Within government circles, many supporters have rejected any link between Ambassador Lewis Brown’s statement on Venezuela, and the recent U.S. immigration pause that affected Liberia. To them, even suggesting such a connection is to admit diplomatic failure. Across the aisle, opposition voices have seized the same moment as political win. They dismiss arguments that the U.S. action is driven by domestic pressures, such as concerns over the growing strain of foreign nationals on America’s welfare system and insist instead that it is the product of failed diplomacy.
Both sides may hold pieces of the truth. Both may also be missing the larger picture. For example, many of those foreign nationals on the US welfare systems are actually US citizens who were or are taxpayers. And also, there are many others benefiting the systems who are foreign nationals in an abusive manner.
So, what is absent from this competing debate is a clear understanding of how power now works in diplomacy, especially under governments that practice it transactionally. In this climate, what matters is not only what is intended, but how it is received.
Brown’s statement did not condemn the United States. It did not accuse or provoke. It simply stopped short of support and raised a principled concern rooted in sovereignty and non-interference. In another era, that might have been read as balance. In this one, it can be read as lack of support. And in the space between intention and interpretation, consequences can form.
Formally, the immigration pauses and U.S. action on Venezuela are separate matters. Yet the pattern around them deserves attention. Every one of the seventy-five countries affected by the pause had, in some way, stood against U.S. action in Venezuela, through open opposition, silence, neutrality, or association. None of the countries that openly supported Washington were included.
There are exceptions. Some states, particularly within the U.S. hemisphere, criticized the Venezuela policy and were spared. But those countries operate within America’s immediate sphere, where history, geography, and leverage shape outcomes differently.
This does not intend to prove cause and effect, but rather to highlight a lesson for reflection.
Liberia has already seen how this dynamic works.
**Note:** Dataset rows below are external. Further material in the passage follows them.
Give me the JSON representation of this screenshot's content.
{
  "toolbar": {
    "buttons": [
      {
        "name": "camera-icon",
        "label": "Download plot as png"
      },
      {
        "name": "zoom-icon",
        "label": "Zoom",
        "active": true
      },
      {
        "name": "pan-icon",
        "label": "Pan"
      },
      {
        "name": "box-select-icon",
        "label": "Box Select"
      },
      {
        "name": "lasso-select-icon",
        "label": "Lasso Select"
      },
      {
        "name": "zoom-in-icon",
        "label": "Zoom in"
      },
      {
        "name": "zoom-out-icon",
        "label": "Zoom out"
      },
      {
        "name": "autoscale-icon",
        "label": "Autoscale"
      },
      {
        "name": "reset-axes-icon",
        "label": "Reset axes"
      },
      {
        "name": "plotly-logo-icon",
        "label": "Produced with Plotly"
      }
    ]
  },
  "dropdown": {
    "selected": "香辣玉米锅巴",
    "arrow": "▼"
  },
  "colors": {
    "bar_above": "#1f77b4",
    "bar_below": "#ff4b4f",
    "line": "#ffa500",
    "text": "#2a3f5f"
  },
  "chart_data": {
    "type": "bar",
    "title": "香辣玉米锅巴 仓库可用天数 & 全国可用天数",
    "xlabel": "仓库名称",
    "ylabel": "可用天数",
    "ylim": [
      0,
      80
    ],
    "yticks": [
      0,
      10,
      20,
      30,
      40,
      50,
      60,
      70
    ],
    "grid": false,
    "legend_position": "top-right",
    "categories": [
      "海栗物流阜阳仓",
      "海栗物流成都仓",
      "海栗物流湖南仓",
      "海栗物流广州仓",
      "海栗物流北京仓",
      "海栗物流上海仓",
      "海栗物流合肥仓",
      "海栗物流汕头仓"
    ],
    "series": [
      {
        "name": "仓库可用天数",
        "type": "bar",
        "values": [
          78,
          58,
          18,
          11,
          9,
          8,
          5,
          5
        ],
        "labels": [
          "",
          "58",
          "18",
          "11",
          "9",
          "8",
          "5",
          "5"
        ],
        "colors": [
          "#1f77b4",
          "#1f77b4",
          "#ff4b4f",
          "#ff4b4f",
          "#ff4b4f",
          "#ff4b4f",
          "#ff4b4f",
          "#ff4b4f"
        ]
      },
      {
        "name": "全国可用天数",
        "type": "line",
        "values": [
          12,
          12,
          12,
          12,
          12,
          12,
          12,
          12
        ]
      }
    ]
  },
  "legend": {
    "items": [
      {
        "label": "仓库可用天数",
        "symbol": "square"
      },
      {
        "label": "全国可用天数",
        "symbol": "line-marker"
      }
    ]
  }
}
During the Weah administration, the government chose neutrality when China’s human rights record came under condemnation at the United Nations. That balance was intended as prudence. Beijing read it as distance. Not long after, a promised overpass bridge was quietly withdrawn. No protest was made. No sanction announced. The bridge simply never came. The message was simple in a transactional world; neutrality can carry a price.
Seen in that light, the issue becomes less about fault and more about judgment. Did we fully consider the climate in which our words would land? Did we weigh how even measured neutrality might be read by a presidency that rewards alignment and penalizes resistance to include neutrality? Did we anticipate how neutrality is ranked in a system driven by transaction?
Small states do not endure by principle alone. They endure by judgment, by reading the moment, the audience, and the terrain. Diplomacy is not only about what is said; it is about how it travels through power and interest.
The lesson hopefully Liberian foreign policy team learns from this is that it is no longer enough to avoid condemnation. One must understand how restraint is interpreted, how neutrality is weighed, and how silence is scored. Foreign policy is judged less by intention than by perception.
This does not mean Liberia should mute its voice. It means that voice must be guided by strategy. It must rest on national interest, shaped by context, and tempered by consequence.
In many areas, Liberia’s interests align with those of the United States, especially where American strategic concerns are involved. Managing that reality calls for care, knowing when to speak, how to speak, and what may follow.
If a ball was dropped, it was not one of principle. It was one of anticipation. And that is an error a serious nation can correct, not through frivolous political debate of winners and losers anger but through reflection, adjustment, and a renewed commitment to protect its people through sound statecraft.